As Hadoop continues to evolve, the types of applications that can be run on it are evolving quickly too, thanks to the emergence of an Apache Spark framework that enables Hadoop to run in-memory.
Today, MapR Technologies became the latest distributor of Hadoop to announce support for Spark by partnering with Databricks, the developer of the Spark framework. Jack Norris, chief marketing officer for MapR Technologies, says that by adding Spark support, MapR is making it possible to now reuse code across batch, interactive and streaming applications.
As IT organizations gear up to start running Hadoop applications in production, more attention is being paid to how those applications will perform. As an alternative to using the MapReduce interface to access that data, Spark is also a lot simpler to use because it supports Java, Python and Scala application programming interfaces.

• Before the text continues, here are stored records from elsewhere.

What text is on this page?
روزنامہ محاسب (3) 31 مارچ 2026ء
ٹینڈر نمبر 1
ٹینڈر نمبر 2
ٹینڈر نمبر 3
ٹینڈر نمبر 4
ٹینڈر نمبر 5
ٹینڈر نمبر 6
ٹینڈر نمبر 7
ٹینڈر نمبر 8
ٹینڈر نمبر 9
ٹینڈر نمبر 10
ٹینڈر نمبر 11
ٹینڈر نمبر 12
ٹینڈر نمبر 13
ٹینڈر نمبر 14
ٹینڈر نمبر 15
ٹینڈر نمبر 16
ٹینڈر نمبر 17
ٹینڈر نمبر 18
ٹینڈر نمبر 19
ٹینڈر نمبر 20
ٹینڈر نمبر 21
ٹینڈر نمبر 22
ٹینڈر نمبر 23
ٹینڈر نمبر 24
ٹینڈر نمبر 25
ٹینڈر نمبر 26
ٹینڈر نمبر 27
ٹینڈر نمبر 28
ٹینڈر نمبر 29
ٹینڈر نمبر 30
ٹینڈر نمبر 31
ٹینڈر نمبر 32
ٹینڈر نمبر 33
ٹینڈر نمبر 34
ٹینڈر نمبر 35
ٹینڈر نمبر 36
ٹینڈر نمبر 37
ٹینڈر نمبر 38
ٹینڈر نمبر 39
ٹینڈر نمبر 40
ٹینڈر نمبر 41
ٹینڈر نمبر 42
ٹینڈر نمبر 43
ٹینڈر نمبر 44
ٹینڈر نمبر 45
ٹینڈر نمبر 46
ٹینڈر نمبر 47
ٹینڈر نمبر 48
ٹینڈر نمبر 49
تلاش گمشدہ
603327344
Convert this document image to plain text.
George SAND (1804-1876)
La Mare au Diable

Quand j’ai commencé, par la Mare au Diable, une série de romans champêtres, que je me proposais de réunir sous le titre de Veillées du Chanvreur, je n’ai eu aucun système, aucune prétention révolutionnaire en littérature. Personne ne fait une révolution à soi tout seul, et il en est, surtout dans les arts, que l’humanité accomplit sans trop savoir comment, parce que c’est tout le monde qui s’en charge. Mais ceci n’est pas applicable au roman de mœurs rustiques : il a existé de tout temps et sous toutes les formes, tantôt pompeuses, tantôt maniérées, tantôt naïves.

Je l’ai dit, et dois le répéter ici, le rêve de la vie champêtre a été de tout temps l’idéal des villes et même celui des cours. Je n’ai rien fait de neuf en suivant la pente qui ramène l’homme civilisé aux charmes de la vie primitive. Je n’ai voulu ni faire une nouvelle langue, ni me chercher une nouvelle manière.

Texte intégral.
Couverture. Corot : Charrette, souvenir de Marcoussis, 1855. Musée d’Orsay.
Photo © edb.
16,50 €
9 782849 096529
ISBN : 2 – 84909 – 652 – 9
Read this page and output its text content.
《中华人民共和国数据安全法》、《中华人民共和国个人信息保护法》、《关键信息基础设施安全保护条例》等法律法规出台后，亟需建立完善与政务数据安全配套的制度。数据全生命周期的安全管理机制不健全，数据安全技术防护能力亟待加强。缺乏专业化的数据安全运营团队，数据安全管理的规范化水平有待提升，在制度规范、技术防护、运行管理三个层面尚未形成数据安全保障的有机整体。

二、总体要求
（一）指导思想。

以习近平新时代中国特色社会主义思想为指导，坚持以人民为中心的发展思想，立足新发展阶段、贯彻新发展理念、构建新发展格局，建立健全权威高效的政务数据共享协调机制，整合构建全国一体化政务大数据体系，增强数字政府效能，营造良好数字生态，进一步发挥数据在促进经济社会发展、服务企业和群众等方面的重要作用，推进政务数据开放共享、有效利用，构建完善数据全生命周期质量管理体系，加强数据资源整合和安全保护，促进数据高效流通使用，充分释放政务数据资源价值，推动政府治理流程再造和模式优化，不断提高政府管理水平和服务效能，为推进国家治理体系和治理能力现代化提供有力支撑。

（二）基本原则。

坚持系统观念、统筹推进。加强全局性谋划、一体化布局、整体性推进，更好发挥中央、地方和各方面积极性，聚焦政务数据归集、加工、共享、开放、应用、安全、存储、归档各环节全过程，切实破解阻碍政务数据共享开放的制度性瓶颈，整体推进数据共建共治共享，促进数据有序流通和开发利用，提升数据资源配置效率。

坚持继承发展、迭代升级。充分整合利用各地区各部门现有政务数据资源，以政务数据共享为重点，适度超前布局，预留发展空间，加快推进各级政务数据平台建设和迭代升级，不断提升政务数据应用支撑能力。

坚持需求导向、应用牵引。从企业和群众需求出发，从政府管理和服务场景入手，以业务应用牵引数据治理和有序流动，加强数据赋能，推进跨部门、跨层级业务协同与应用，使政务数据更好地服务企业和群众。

While there is a lot of debate about what role Hadoop will play in the enterprise, the general consensus appears to be that Hadoop is emerging as a central data hub repository. In some cases, that hub or “data lake” is going to be accessed by applications residing on other platforms. But at the same time, many applications will invoke any number of data processing engines directly on top of Hadoop.
The percentage of applications in the enterprise that will eventually wind up running directly on top of Hadoop is anybody’s guess. But the one thing that is for certain is that as enterprise IT organizations get more comfortable with Big Data in general, the odds are good that Hadoop in some form is going to be a significant part of the construct.